We also can’t overlook the issue of access to quality K-12 education. Public school funding comes from local property taxes, so the greater the value of homes in a school’s district, the more funding the school district will get. Homes in Black neighborhoods are undervalued by at least 20% in most places in the US. Similarly, the lack of development in rural areas, especially in southern states, creates a disparity in education compared to most cities.
Many of these people will never hold a college degree. Peoples’ material day-to-day needs are already hard enough to sustain financially without worrying about student debt. While student loans are an option for paying for school, banks notoriously prey on lower-income families by slamming them with high-interest rates, and in today’s world there is no promise for a higher-paying job once students graduate and enter the workforce. Some don’t have a choice but to skip college to take care of themselves and their families, and many people simply don’t see the risk of years of financial burden outweighing the reward.

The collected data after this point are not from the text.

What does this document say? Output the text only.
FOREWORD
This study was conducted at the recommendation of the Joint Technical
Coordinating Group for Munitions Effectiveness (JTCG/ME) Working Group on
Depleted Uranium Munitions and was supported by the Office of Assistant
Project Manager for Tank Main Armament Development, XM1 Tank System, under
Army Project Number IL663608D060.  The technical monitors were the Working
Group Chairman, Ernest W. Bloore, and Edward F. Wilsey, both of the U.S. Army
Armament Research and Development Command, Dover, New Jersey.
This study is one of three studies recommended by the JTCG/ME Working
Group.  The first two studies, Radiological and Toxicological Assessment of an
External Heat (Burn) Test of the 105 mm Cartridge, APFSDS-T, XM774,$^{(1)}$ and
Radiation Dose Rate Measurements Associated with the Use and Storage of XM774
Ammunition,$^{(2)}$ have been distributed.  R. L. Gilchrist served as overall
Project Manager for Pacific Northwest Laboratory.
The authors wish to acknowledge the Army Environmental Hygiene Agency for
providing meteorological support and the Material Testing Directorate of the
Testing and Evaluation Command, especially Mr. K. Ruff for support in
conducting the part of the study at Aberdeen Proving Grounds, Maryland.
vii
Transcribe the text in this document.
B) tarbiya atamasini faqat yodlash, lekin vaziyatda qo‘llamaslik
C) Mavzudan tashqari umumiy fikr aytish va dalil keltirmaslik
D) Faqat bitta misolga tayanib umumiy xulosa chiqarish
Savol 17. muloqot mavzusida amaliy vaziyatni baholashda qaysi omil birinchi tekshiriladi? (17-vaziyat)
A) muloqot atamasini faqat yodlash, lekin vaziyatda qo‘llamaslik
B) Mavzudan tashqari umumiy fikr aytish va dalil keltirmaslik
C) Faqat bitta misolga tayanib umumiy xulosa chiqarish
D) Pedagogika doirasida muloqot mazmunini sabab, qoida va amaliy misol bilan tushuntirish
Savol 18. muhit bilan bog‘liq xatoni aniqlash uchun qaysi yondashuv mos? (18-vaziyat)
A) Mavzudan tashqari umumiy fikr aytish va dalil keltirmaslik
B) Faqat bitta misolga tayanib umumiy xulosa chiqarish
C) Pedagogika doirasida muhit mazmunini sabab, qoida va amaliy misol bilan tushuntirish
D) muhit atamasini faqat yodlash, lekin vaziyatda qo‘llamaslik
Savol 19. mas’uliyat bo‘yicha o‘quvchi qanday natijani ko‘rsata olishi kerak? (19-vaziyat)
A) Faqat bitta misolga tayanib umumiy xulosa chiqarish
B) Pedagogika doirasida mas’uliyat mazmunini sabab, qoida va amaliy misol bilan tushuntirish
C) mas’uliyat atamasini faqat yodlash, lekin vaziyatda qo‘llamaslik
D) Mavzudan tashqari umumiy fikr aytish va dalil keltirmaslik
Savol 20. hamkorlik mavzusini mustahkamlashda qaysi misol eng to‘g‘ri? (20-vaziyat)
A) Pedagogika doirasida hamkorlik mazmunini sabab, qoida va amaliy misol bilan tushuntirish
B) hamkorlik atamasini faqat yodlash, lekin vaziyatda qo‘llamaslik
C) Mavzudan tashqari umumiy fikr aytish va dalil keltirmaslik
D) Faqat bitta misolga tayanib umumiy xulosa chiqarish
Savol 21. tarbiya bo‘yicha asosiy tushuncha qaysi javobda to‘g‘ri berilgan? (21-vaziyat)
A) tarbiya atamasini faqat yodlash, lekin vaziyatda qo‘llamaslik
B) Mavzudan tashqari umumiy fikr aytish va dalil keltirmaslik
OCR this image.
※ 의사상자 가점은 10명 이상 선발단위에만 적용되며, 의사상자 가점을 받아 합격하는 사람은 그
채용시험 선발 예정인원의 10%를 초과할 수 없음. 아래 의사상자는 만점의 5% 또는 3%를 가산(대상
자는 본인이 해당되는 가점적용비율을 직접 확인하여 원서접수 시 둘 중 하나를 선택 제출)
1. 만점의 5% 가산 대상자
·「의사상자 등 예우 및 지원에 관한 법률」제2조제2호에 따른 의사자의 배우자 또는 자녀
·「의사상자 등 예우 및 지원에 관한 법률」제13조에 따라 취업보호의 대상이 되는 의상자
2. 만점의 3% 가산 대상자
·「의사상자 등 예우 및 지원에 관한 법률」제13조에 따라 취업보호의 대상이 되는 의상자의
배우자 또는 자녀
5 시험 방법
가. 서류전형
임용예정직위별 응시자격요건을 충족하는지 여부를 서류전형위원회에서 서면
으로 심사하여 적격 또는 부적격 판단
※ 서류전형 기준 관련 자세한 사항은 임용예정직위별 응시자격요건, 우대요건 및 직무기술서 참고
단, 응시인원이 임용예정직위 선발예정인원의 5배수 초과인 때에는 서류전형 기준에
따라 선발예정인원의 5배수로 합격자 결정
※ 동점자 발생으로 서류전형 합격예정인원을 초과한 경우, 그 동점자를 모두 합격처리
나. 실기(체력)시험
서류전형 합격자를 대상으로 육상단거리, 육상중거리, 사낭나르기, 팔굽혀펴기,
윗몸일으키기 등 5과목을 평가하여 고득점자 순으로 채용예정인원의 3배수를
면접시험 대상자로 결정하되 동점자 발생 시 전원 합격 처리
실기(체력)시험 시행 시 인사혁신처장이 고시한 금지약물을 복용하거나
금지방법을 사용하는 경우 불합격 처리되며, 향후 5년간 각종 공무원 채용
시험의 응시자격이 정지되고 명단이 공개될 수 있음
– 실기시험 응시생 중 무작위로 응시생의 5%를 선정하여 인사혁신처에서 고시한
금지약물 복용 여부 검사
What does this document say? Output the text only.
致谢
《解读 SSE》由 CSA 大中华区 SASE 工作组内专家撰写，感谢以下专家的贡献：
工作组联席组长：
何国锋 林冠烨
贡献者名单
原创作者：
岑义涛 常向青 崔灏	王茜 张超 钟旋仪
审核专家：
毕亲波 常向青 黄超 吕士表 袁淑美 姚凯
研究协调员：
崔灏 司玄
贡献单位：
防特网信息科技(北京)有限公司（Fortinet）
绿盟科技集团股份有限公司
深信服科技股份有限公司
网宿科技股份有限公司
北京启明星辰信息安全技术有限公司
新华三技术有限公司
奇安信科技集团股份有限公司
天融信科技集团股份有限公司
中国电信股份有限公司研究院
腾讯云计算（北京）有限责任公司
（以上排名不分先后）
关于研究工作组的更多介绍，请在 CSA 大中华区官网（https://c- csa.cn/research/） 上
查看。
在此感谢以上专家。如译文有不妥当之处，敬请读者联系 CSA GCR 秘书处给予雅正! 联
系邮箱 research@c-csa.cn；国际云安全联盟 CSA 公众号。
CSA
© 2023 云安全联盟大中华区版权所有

Now more than ever, college-educated adults are unemployed or cannot find a job with a high enough income to sustain the daily cost of living. None of this fault falls on the individual. It falls on the capitalist system that has commodified education and made college degrees into status symbols that one individual can hold over another. A person is not better or smarter or harder-working for having a college degree. They’re just luckier. The process is cyclical, and the only way to break free is to smash capitalism itself, not blame the victims of these circumstances that the Democrats themselves reproduce.